One of the big music industry narratives this year will likely be the expected sale of up to a 50% stake in Universal Music Group. Two very different potential buyers have already emerged. Reuters reported that Tencent Music Entertainment and U.S. buyout fund KKR are each exploring bids for the major label. The conversations around UMG’s future ownership appear to all be at a very early stage. KKR declined to comment on a possible buy, and Tencent was not available for comment to Reuters.

The road to UMG’s sale will likely take several months. Vincent Bollore, the French businessman controlling parent company Vivendi with a 25% stake, is still in the midst of selecting banks to oversee the partial sale. Those bank appointments are expected to be made in March, with the sale process likely to begin in the second quarter. That leaves time for other interested buyers to emerge.

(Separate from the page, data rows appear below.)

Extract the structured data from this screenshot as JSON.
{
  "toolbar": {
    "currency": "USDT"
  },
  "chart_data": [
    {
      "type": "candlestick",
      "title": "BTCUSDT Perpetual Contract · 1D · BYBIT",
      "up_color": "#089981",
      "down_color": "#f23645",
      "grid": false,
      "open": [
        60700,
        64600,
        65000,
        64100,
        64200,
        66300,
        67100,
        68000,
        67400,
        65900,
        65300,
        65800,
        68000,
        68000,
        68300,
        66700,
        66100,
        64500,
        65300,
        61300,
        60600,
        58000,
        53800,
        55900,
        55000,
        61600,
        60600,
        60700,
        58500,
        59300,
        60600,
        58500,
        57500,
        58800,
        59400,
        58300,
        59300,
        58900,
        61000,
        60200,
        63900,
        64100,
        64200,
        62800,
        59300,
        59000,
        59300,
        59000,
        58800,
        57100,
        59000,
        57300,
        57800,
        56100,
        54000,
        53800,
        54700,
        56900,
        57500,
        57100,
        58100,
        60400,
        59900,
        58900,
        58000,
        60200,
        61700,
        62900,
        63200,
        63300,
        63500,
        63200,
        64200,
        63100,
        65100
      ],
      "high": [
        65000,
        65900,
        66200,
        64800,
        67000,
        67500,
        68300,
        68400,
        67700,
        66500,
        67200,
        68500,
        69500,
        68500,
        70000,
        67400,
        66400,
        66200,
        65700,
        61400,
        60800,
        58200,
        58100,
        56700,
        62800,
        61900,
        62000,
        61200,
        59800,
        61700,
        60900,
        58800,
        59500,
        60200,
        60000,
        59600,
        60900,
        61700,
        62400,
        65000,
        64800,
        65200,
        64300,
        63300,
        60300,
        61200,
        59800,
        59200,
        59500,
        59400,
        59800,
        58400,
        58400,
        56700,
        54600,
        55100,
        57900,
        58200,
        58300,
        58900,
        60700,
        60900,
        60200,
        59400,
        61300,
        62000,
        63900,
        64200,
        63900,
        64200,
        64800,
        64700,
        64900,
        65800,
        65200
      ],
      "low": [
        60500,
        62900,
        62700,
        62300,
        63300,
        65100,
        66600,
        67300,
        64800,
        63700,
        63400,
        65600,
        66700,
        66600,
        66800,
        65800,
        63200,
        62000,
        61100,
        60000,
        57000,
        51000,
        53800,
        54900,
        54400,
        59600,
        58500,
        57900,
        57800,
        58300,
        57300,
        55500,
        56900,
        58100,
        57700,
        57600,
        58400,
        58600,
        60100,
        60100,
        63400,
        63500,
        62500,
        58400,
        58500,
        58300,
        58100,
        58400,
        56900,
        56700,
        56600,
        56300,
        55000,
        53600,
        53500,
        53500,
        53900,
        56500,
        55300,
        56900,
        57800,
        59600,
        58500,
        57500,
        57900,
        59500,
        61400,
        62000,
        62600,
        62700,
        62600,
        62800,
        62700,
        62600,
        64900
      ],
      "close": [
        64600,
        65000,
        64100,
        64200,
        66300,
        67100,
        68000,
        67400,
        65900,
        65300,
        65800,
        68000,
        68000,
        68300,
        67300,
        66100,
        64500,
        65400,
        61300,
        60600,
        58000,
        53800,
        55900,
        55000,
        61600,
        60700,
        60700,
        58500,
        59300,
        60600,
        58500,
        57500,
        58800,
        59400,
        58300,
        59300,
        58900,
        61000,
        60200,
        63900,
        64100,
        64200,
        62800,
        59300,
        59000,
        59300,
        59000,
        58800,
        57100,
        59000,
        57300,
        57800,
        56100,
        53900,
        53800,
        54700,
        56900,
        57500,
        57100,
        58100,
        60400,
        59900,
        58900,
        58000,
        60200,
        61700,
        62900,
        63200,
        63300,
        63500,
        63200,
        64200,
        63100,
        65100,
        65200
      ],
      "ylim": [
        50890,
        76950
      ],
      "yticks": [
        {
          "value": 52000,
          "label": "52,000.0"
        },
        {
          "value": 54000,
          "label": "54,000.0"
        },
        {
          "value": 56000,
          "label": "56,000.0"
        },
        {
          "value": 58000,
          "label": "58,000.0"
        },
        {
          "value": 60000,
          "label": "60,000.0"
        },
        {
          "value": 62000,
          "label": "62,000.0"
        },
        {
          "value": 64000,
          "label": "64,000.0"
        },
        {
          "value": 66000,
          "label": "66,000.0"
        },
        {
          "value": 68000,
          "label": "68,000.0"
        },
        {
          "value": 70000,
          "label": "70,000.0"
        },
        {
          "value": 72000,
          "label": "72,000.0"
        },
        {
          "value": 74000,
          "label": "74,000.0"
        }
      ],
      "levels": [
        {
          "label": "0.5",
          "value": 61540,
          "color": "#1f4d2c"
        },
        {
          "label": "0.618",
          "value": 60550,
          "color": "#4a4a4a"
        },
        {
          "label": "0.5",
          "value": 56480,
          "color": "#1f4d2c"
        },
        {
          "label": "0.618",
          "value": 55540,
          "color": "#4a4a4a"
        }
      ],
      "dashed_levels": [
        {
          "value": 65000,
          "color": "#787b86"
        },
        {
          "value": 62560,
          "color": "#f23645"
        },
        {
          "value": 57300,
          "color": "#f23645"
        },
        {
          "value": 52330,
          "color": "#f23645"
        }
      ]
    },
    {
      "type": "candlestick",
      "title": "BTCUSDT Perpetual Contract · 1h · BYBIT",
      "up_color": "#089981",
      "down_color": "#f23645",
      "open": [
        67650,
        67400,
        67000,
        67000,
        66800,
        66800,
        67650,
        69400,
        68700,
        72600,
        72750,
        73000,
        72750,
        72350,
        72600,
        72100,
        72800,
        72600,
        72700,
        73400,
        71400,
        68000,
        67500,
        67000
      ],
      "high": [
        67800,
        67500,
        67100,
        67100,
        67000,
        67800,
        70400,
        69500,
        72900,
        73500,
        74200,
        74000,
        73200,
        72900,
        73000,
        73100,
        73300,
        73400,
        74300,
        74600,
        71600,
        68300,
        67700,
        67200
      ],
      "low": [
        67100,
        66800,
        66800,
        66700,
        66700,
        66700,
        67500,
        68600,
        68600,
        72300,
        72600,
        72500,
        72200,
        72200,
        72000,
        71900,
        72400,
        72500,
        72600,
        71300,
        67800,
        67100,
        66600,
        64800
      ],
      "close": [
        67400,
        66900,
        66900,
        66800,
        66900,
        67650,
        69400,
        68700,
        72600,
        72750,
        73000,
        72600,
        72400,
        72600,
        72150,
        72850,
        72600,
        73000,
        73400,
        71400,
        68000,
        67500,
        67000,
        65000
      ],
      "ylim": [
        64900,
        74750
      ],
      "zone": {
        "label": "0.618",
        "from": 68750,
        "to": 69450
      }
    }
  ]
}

Unnamed sources gave Reuters some background details about Bollore’s approach to the sale. The sources said that Bollore wants to remain the controlling force for UMG, which could make it difficult to broker a joint venture for any buyers looking to exert their own leadership over the label. Reuters said that might lessen the appeal for other music insiders such as Tencent, which already has a dominant presence in China and is working towards more international growth. For financial industry players like KKR, being a supporting player in UMG’s ownership could possibly be more attractive.